A study found that 1% of Social Security recipients are too young to vote. If 800 social security recipients are randomly selected find the Mean, Variance and the Standard deviation of social security recipients who are too young to vote. Present your answer in two decimal places and in order: mean, Variance, Standard deviation.

For each Social Security recipient, there are only two possible outcomes. Either they are too young to vote, or they are not. The probability of a Social Security recipient is independent of any other Social Security recipient. So we use the binomial probability distribution to solve this question.

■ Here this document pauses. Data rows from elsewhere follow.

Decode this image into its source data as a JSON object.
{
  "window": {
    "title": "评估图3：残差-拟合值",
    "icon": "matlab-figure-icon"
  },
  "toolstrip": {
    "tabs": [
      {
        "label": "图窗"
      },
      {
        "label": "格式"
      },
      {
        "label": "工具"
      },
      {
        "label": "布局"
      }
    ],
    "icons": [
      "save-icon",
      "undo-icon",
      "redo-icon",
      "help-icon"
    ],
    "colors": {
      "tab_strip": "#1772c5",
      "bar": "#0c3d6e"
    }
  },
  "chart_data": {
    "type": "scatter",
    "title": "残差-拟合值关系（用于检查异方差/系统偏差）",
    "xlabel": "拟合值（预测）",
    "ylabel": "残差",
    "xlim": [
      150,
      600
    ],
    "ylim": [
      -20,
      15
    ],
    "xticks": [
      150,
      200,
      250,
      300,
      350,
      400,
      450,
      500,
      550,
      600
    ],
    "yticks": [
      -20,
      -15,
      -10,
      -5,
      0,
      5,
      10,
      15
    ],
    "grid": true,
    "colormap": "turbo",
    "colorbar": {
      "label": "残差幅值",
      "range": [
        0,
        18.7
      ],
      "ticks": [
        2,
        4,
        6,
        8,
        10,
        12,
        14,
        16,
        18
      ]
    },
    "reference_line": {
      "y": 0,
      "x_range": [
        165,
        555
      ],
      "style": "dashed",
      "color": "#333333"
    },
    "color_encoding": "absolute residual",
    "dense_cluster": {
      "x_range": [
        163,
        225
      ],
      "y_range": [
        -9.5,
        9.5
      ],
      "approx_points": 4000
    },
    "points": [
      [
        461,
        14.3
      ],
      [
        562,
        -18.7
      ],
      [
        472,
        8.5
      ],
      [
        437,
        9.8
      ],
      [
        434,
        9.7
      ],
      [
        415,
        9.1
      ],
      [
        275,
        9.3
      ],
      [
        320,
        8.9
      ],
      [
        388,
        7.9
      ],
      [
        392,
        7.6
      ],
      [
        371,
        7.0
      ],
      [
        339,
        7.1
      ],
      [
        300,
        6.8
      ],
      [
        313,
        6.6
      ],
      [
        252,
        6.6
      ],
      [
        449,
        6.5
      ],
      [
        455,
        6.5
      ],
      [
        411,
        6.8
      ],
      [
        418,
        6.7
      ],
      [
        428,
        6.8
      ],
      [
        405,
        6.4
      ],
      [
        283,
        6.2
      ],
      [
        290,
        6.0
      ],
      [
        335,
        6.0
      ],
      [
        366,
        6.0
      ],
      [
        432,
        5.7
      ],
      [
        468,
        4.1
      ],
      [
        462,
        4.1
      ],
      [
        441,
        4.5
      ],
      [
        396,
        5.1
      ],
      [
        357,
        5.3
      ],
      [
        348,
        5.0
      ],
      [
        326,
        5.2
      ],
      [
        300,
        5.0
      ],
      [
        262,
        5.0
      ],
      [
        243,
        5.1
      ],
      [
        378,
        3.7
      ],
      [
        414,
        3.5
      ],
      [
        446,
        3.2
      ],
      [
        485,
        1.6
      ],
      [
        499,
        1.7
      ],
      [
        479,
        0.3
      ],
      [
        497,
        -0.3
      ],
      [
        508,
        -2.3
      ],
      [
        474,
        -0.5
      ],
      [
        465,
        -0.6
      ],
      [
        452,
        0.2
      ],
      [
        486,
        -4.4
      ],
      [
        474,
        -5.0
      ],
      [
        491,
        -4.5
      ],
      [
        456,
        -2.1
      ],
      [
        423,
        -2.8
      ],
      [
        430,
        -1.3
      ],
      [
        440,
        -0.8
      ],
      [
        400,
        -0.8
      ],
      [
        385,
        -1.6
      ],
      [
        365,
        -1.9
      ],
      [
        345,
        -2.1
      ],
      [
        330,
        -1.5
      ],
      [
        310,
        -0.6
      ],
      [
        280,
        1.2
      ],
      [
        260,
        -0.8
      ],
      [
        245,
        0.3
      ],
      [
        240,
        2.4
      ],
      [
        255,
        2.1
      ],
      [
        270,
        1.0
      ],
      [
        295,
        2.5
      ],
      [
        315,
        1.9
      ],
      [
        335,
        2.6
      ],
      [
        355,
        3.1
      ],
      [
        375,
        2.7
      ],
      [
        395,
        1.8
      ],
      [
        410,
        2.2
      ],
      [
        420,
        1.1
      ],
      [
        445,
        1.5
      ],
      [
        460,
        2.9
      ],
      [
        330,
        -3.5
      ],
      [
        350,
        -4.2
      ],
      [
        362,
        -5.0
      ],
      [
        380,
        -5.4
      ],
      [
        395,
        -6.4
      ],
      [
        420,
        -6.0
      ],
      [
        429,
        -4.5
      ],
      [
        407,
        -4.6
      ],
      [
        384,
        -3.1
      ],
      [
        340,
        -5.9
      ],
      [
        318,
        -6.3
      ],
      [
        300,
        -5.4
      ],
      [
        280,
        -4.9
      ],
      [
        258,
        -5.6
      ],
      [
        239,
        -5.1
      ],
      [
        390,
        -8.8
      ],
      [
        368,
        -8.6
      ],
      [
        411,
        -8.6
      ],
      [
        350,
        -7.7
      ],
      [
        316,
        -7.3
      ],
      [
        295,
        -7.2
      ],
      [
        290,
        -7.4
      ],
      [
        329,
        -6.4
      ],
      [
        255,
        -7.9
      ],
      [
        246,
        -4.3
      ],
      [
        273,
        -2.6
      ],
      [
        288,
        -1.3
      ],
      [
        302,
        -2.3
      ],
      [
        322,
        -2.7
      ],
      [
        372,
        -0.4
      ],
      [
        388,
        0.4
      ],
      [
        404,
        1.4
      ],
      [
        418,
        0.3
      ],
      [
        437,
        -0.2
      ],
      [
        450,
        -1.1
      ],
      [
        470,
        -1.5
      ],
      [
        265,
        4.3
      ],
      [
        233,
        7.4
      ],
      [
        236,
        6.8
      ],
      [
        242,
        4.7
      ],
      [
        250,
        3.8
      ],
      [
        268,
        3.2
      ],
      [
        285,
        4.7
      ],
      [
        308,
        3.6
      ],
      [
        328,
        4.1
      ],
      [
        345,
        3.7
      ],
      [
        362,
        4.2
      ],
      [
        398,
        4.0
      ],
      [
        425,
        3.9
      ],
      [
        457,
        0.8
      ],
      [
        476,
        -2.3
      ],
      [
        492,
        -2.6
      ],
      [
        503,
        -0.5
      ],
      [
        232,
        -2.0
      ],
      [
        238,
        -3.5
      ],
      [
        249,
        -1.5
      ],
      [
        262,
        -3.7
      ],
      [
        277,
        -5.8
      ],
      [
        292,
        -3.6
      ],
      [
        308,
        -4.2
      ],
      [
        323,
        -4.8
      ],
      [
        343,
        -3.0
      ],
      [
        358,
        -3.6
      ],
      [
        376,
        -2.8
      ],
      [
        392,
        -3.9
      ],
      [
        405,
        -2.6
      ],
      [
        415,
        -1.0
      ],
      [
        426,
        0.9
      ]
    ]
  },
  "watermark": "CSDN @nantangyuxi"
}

Binomial probability distribution

Probability of exactly x sucesses on n repeated trials, with p probability.

The expected value of the binomial distribution is:

[tex]E(X) = np[/tex]

The variance of the binomial distribution is:

[tex]V(X) = np(1-p)[/tex]

The standard deviation of the binomial distribution is:

[tex]\sqrt{V(X)} = \sqrt{np(1-p)}[/tex]

In this problem, we have that:

[tex]n = 800, p = 0.01[/tex]

So

Mean:

[tex]E(X) = np = 800*0.01 = 8[/tex]

The variance of the binomial distribution is:

[tex]V(X) = np(1-p) = 800*0.01*0.99 = 7.92[/tex]

The standard deviation of the binomial distribution is:

[tex]\sqrt{V(X)} = \sqrt{np(1-p)} = \sqrt{800*0.01*0.99} = 2.81[/tex]

Formatted answer: 8, 7.92, 2.81